RUSH: Obama got really ticked off, got really annoyed last night. He went down to the pressroom in the White House, and the Drive-Bys dared to ask him a real question when he was out there glad-handing!
REPORTER: Mr. President, how do you reconcile Mr. Lynn…?
OBAMA: Uh, oh, see? You guys! I came down here today —
REPORTER: (continued insolence)
OBAMA: I — I — I came down here today — I didn’t come down here to answer questions.
REPORTER: You have very strict lobbying rules, but Mr. Lynn was a lobbyist, sir.
OBAMA: All right. See you.
OBAMA HANDLER: Don’t worry, guys! We’ll… We’ll, uh…
OBAMA: This is what happens if — if — I — I can’t end up visiting you guys and shake your hands if, uh, I’m going to get grilled every time I come down. We will be having a press conference, at which time you can feel free to answer the questions.
OBAMA HANDLER: ASK more questions. (nervous laugh)
OBAMA: Right now I just wanted to say hello and — and — and introduce myself to you guys. That’s all I was trying to do.
RUSH: So he didn’t want to answer the question. You’re not supposed to ask The Messiah questions unless he’s cleared it. The guy was saying, ‘How can you put this guy in there as a deputy DoD guy when he’s a lobbyist, and you got new rules saying you’re not going to have any lobbyists?’ He shoulda just said, ‘Well, rules are made to be broken. We need to give ourselves flexibility. We have reasonable rules with reasonable exceptions to them.’ That’s what they said yesterday. I would counsel Obama (I’m sure Greg Craig will get to him on this, too, but I would counsel Obama), don’t sweat this little stuff. Don’t get all irritated here with this. On the big issues, like socializing the country, these Drive-Bys are going to be right there with you, Barry. You got nothing to worry about.
RUSH: Maureen Dowd on Larry King Live last night. She has a column, she had dinner with Obama much like the conservative columnists did, here’s what she said about it.
DOWD: It’s not more fun if, you know, Obama, as he does sometimes already, gets a little snippy with me about something I’ve written, you’re thinking, ‘Oh, gosh, the president of the United States is already annoyed with me.’
KING: What, does he call you?
DOWD: No, no, but, you know, we had a session with him the other day, and he was trying to make clear that just because sometimes he doesn’t react or whatever doesn’t mean that he’s weak.
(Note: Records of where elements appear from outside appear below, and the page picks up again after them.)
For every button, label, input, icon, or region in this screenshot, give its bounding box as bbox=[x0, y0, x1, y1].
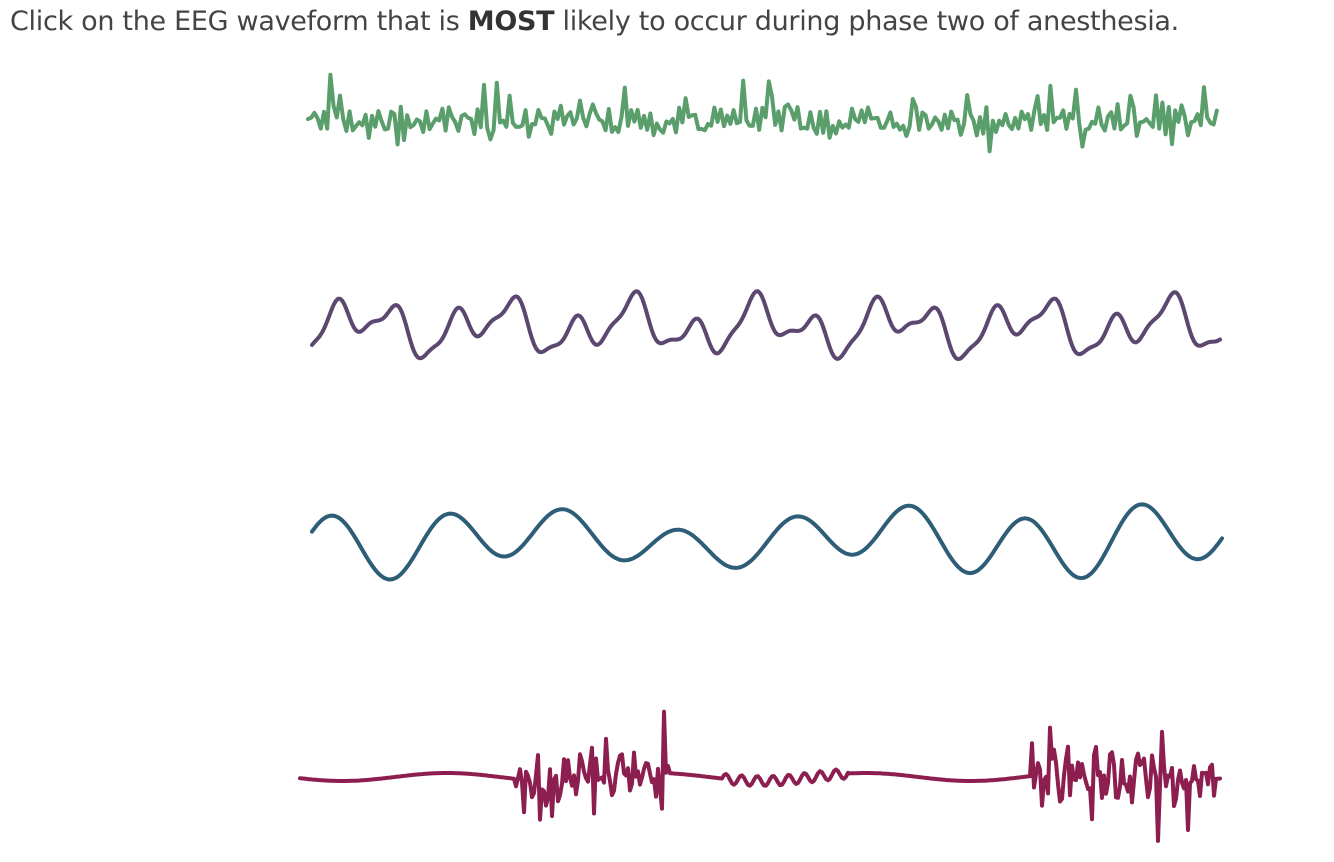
eeg-waveform-2-trace bbox=[310, 289, 1222, 362]
eeg-waveform-4-trace bbox=[298, 709, 1222, 843]
question-prompt: Click on the EEG waveform that is MOST l… bbox=[10, 6, 1179, 37]
eeg-waveform-option-3[interactable] bbox=[290, 480, 1240, 600]
eeg-waveform-option-4[interactable] bbox=[290, 709, 1240, 843]
question-text-end: likely to occur during phase two of anes… bbox=[554, 6, 1180, 37]
eeg-waveform-2-graphic bbox=[310, 289, 1222, 362]
eeg-waveform-4-graphic bbox=[298, 709, 1222, 843]
eeg-waveform-3-graphic bbox=[310, 502, 1224, 582]
eeg-waveform-3-trace bbox=[310, 502, 1224, 582]
question-text-start: Click on the EEG waveform that is bbox=[10, 6, 468, 37]
eeg-waveform-1-graphic bbox=[306, 72, 1219, 154]
eeg-waveform-option-1[interactable] bbox=[290, 70, 1240, 160]
question-emphasis: MOST bbox=[467, 6, 555, 37]
eeg-waveform-option-2[interactable] bbox=[290, 265, 1240, 385]
eeg-waveform-1-trace bbox=[306, 72, 1219, 154]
It just means that he has a very even temperament and so you should be careful how you characterize him.
RUSH: Yeah, we’ve seen evidence of this because Obama once told her that references to his large ears made him nervous, he didn’t like that. I don’t think she ever referred to his large ears ever again. King says, ‘Has Obama called you?’ ‘No, but we had a session with him, trying to make clear that just because sometimes he doesn’t react or whatever doesn’t mean that he’s weak, it just means that he has a very even temperament so we should be careful how we characterize him,’ that’s what he said, ‘be careful because you might get me wrong.’ They’re whipped. I mean, it’s pure PW, no question, it’s pure PW out there, they are pathetic. They’ve totally caved. I mean, it’s a cult.
RUSH: I want to replay this Maureen Dowd sound bite. This sounds like… She’s getting to sound more and more like Helen Thomas, which ain’t good. You see if you think the same thing.
DOWD: It’s not more fun if, you know, Obama — as he does sometimes already — gets a little snippy with me about something I’ve written. You’re thinking, ‘Oh, gooosh, (cackling) the president of the United States is already annoyed with me.’
KING: What, does he call you?
DOWD: No, no! But, you know, we had a session with him the other daaaaay, and —
RUSH: All right, that’s enough. She sounds dangerously close to Helen Thomas. She is. She is speaking from her throat. (rare, nasal Maureen Dowd impression) She’s speaking from her nose held like that. ‘You can make yourself sound nasal like I’m doing right now. That, it’s an elitist manner of speaking. Mr. Limbaugh, you don’t understand the proper manner. We elites have learned to be hoity-toity. Our noses are in the air anyway and why not speak through them? It’s just exactly just like Susan Hoerchner. You remember her during the Clarence Thomas hearings. Ah, Judge Hoerchner, Susan Hoerchner. If I’m Maureen Dowd, I speak the same way, ’cause this is how we sound smarter and more educated than you.’
I, on the other hand, ladies and gentlemen, breathe from the diaphragm. I do not speak through the throat or the nose.